Although his return to Sporting Lisbon is merely a loan move, that Nani can only generate interest from former employers is a damning indictment of his failure to progress at Old Trafford. There is little difference between Nani, now 27, and the raw forward who arrived in Manchester in 2007. If anything, Nani was a superior player seven seasons ago.
He scored screamers against Tottenham, Middlesbrough, Arsenal and Liverpool ("He doesn't do tap-ins," Sir Alex Ferguson later remarked). He performed commendably as a substitute in the Champions League final, showing nerveless bottle to convert a penalty to prolong the shootout as John Terry let it slip seconds later.
Soon, though, Nani became pigeonholed as a domestic cup specialist, scoring against Boro, Blackburn, Southampton and Derby County the following season. Cristiano Ronaldo's departure didn't even galvanise him in his 2009 annus horribilis.

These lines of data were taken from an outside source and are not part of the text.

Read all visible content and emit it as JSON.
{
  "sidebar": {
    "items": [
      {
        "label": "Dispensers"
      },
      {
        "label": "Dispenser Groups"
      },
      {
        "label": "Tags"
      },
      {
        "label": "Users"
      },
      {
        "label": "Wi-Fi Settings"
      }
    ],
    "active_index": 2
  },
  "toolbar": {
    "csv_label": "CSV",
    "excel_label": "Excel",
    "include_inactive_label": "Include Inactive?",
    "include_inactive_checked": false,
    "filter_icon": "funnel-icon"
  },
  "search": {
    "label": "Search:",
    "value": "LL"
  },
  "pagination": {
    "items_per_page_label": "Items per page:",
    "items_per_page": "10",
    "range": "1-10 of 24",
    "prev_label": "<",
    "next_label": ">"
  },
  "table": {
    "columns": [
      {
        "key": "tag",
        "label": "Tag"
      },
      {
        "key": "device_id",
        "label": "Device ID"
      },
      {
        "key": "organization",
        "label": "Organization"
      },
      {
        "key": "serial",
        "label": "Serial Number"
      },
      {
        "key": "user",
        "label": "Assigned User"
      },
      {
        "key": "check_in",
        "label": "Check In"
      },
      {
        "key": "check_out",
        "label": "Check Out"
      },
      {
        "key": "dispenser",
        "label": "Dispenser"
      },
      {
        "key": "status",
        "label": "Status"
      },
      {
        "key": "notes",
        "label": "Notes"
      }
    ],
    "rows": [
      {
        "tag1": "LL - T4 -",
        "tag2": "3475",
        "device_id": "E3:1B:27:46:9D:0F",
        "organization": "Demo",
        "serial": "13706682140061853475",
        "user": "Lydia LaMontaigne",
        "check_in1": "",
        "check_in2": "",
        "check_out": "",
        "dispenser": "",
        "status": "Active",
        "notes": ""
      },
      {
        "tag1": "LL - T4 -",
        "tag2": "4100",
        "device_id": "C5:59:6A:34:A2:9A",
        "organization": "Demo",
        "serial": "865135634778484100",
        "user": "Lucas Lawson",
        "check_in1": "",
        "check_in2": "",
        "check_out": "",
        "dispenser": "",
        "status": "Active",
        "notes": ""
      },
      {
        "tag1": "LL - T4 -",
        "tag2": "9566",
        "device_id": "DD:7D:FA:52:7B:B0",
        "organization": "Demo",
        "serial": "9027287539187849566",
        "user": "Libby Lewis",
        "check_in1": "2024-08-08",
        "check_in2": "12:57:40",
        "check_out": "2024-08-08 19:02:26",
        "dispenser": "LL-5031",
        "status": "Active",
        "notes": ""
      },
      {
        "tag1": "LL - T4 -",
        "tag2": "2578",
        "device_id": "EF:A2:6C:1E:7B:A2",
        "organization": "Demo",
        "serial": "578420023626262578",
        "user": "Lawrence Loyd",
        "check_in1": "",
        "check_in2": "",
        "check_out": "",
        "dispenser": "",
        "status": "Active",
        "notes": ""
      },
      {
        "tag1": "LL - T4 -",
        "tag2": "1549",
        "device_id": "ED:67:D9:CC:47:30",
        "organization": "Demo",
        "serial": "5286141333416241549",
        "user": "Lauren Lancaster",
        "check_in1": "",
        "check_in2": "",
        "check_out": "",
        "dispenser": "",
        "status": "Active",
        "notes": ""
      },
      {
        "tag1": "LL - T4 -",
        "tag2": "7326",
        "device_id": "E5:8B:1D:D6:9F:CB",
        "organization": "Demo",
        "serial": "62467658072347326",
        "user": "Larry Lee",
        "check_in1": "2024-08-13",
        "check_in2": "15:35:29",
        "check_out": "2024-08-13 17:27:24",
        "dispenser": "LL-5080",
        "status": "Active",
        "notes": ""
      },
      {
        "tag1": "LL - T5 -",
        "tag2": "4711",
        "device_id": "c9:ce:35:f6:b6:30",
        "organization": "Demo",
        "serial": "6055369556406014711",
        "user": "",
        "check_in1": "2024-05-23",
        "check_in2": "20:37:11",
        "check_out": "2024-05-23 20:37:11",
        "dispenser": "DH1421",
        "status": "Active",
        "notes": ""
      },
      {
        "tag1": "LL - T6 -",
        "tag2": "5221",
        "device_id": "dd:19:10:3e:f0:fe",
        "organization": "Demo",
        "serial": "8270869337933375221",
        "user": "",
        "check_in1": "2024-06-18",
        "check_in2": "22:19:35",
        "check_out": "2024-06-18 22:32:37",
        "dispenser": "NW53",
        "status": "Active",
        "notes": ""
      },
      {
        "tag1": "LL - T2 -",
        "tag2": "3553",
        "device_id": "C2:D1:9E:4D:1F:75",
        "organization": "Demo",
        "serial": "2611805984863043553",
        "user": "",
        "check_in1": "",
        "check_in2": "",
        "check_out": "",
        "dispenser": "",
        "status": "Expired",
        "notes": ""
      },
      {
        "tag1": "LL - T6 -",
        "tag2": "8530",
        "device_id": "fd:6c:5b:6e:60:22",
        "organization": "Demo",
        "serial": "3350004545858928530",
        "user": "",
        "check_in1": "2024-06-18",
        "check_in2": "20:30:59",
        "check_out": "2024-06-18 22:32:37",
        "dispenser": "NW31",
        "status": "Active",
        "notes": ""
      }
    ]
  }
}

There was hope in 2010's annus mirabilis. Wayne Rooney scored all four goals in a January beating of Hull but Nani was man of the match. He ridiculed Arsenal - again - at the Emirates Stadium, ran Bayern Munich ragged, showed he could handle the pressure of a title run-in and, up until February of 2011, was United's outstanding performer during their 19th title-winning campaign. That was Nani's peak, 2010-11. A classy Community Shield double against Manchester City was merely a post-script, even though he would go on to collect another league winner's medal.
It is appropriate he has been farmed out on loan in the same year as Anderson. The duo's transfers to United were revealed in a joint statement seven years ago in the last truly satisfying summer of spending at Old Trafford. The pair, as well as Owen Hargreaves and Carlos Tévez, were instrumental in the 2007-08 double-winning season. Now, though, it is difficult to regard any of them as a successful Ferguson signing.

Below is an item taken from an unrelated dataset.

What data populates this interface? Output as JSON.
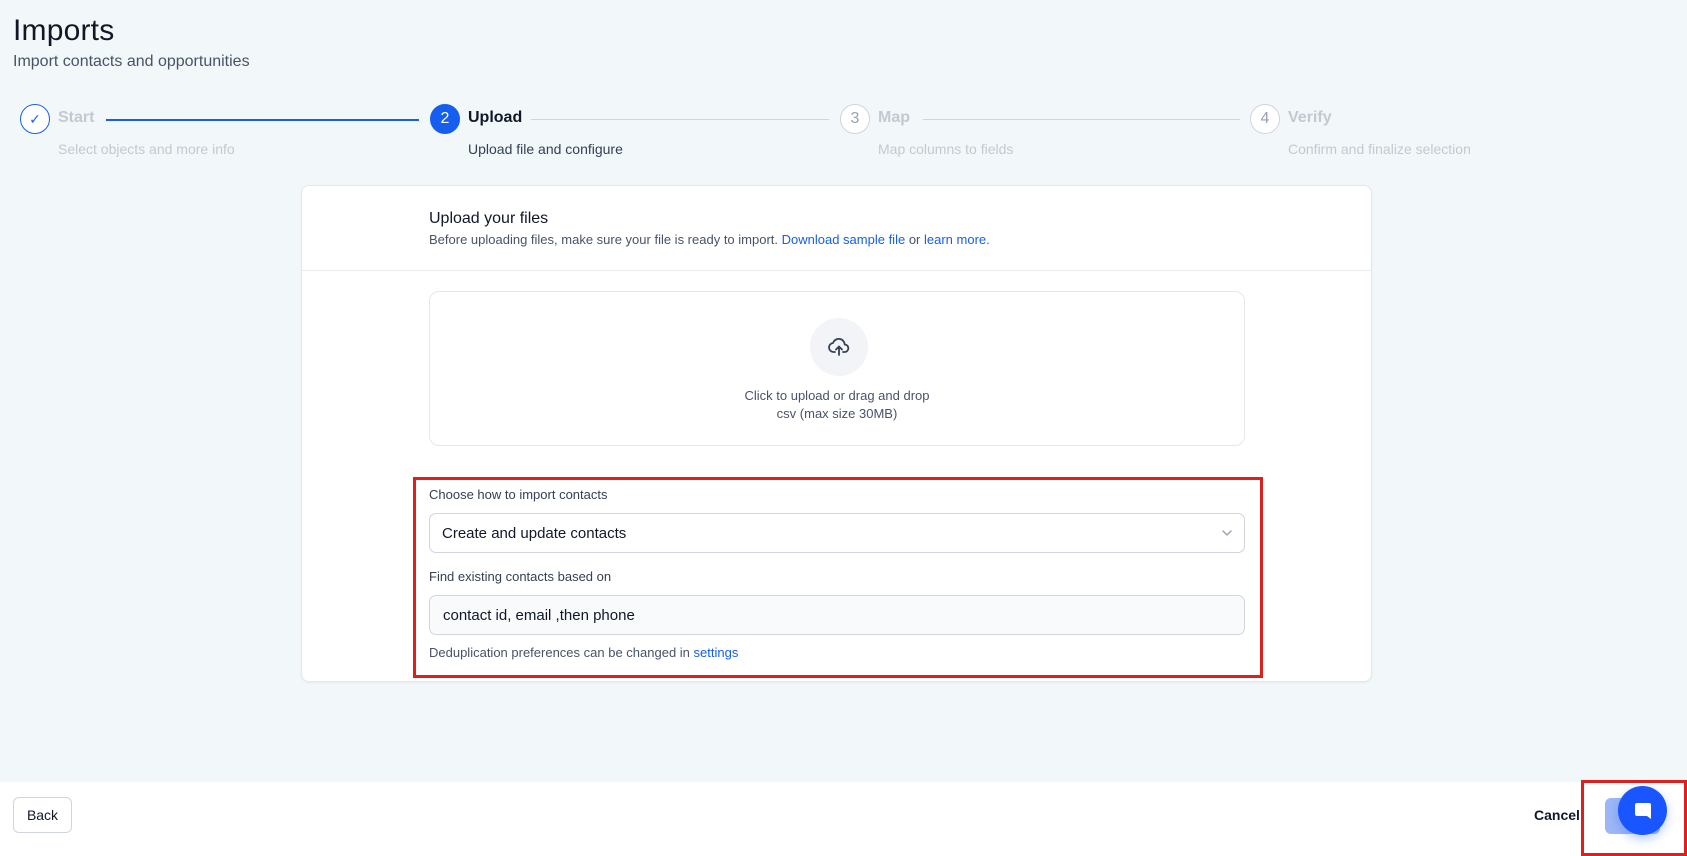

Hargreaves couldn't get off the physio's table and Anderson couldn't leave the dinner table. Tévez scored countless important goals in 2007-08 - Chelsea, Liverpool, Tottenham, Lyon and Roma - but his attitude quickly nosedived. "After the hunger of the first year, he'd started to toss it off a bit in training," Gary Neville wrote in his autobiography. "He was constantly saying his back was sore. He'd become very fond of a massage."

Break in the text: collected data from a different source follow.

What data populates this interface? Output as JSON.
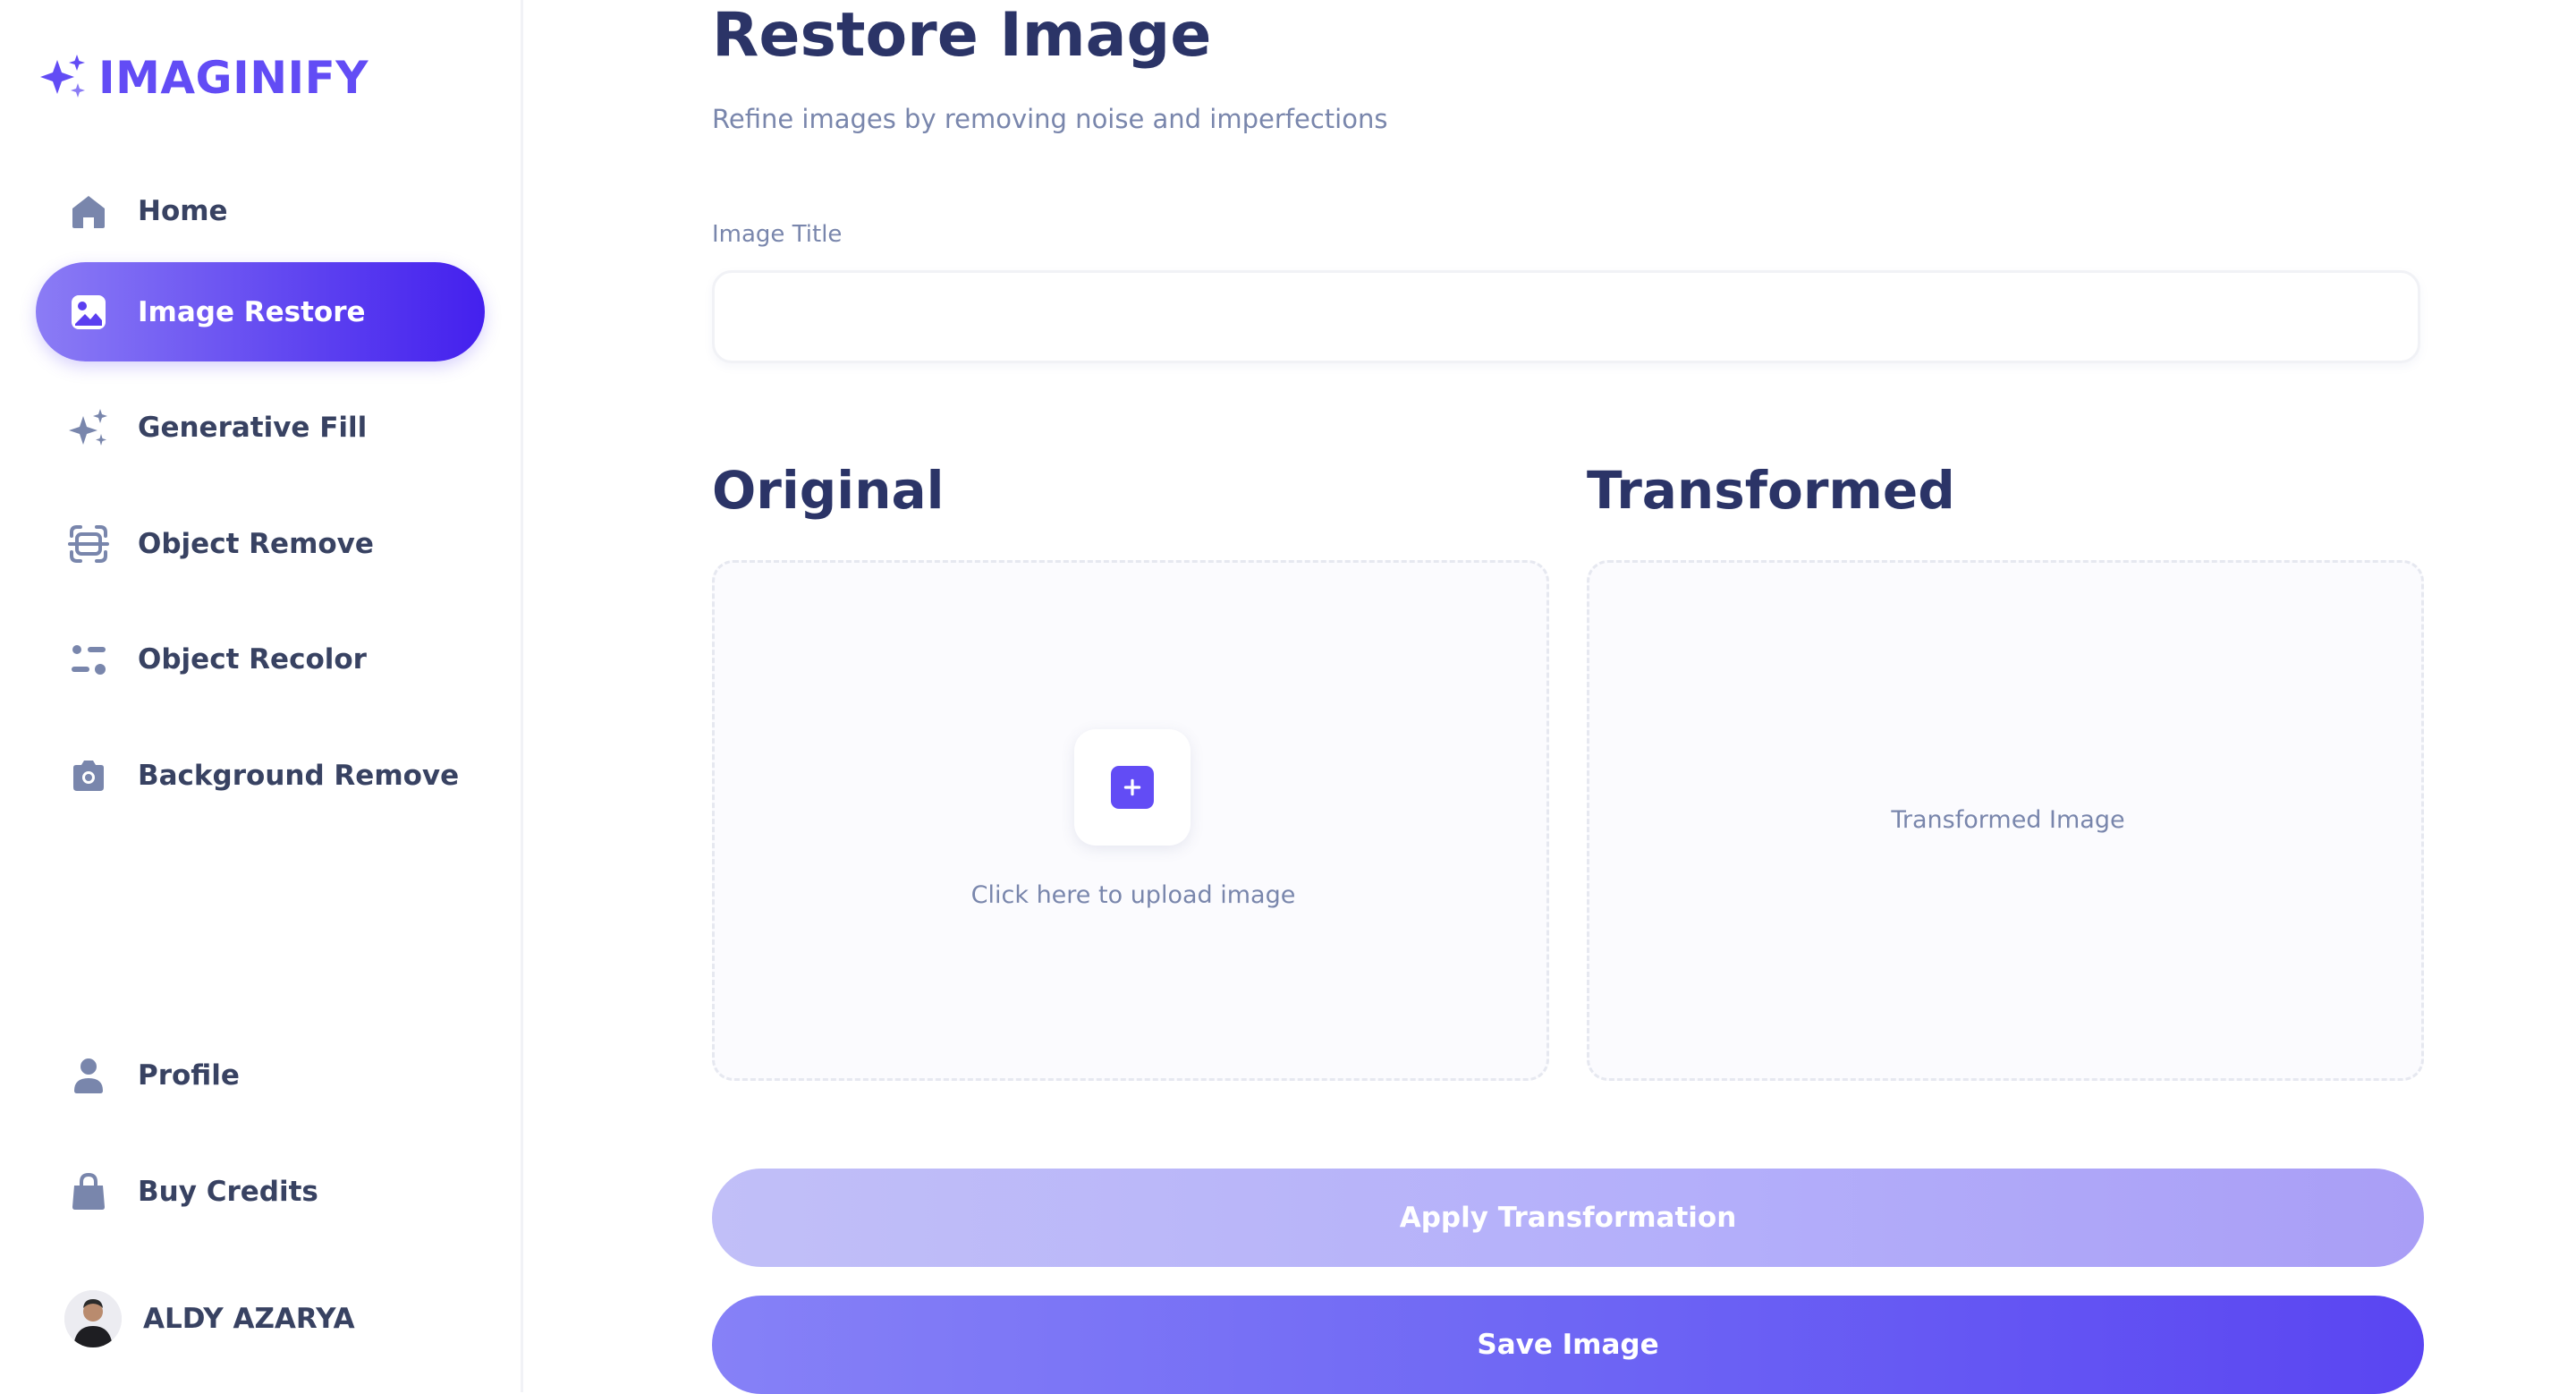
{
  "app": {
    "name": "IMAGINIFY",
    "brand_color": "#624cf5"
  },
  "sidebar": {
    "items": [
      {
        "label": "Home",
        "icon": "home-icon"
      },
      {
        "label": "Image Restore",
        "icon": "image-icon",
        "active": true
      },
      {
        "label": "Generative Fill",
        "icon": "stars-icon"
      },
      {
        "label": "Object Remove",
        "icon": "scan-icon"
      },
      {
        "label": "Object Recolor",
        "icon": "filter-icon"
      },
      {
        "label": "Background Remove",
        "icon": "camera-icon"
      }
    ],
    "bottom_items": [
      {
        "label": "Profile",
        "icon": "user-icon"
      },
      {
        "label": "Buy Credits",
        "icon": "bag-icon"
      }
    ],
    "user": {
      "name": "ALDY AZARYA"
    }
  },
  "main": {
    "title": "Restore Image",
    "subtitle": "Refine images by removing noise and imperfections",
    "image_title_label": "Image Title",
    "image_title_value": "",
    "original": {
      "heading": "Original",
      "upload_text": "Click here to upload image"
    },
    "transformed": {
      "heading": "Transformed",
      "placeholder": "Transformed Image"
    },
    "apply_label": "Apply Transformation",
    "save_label": "Save Image"
  }
}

Ferguson's hit rate dwindled drastically in the aftermath of the 2007 quartet. Revisionists dismissed signing David Bellion, Eric Djemba-Djemba and Kléberson in 2003 as an aberration but United actually brought in worse triplets years later.
Manucho, De Laet, Tošić, Valencia, Obertan, Owen, Bébé, Young, Büttner, Henríquez and Zaha are more Ralph Milne than Eric Cantona. Chris Smalling and Phil Jones' development has stalled, Javier Hernández's maiden season was his zenith and Shinji Kagawa has been predictably under-used. The Glazer family are parasitical owners but that is £112.5m worth of talent, excluding the £59m Nani, Anderson and Hargreaves cost.
The best acquisition, in terms of the value Ferguson constantly claimed wasn't there, was either Robin van Persie or Paul Pogba, offered less money per-week than the £15m Zaha and allowed to leave on a free after seven substitute appearances.
Next week, the remnants of Moyes' stint will be swept up when United play in the League Cup second round for the first time since 1995's two-legged defeat to York City. Ferguson, though, is equally culpable for the mess Louis van Gaal has to clear up.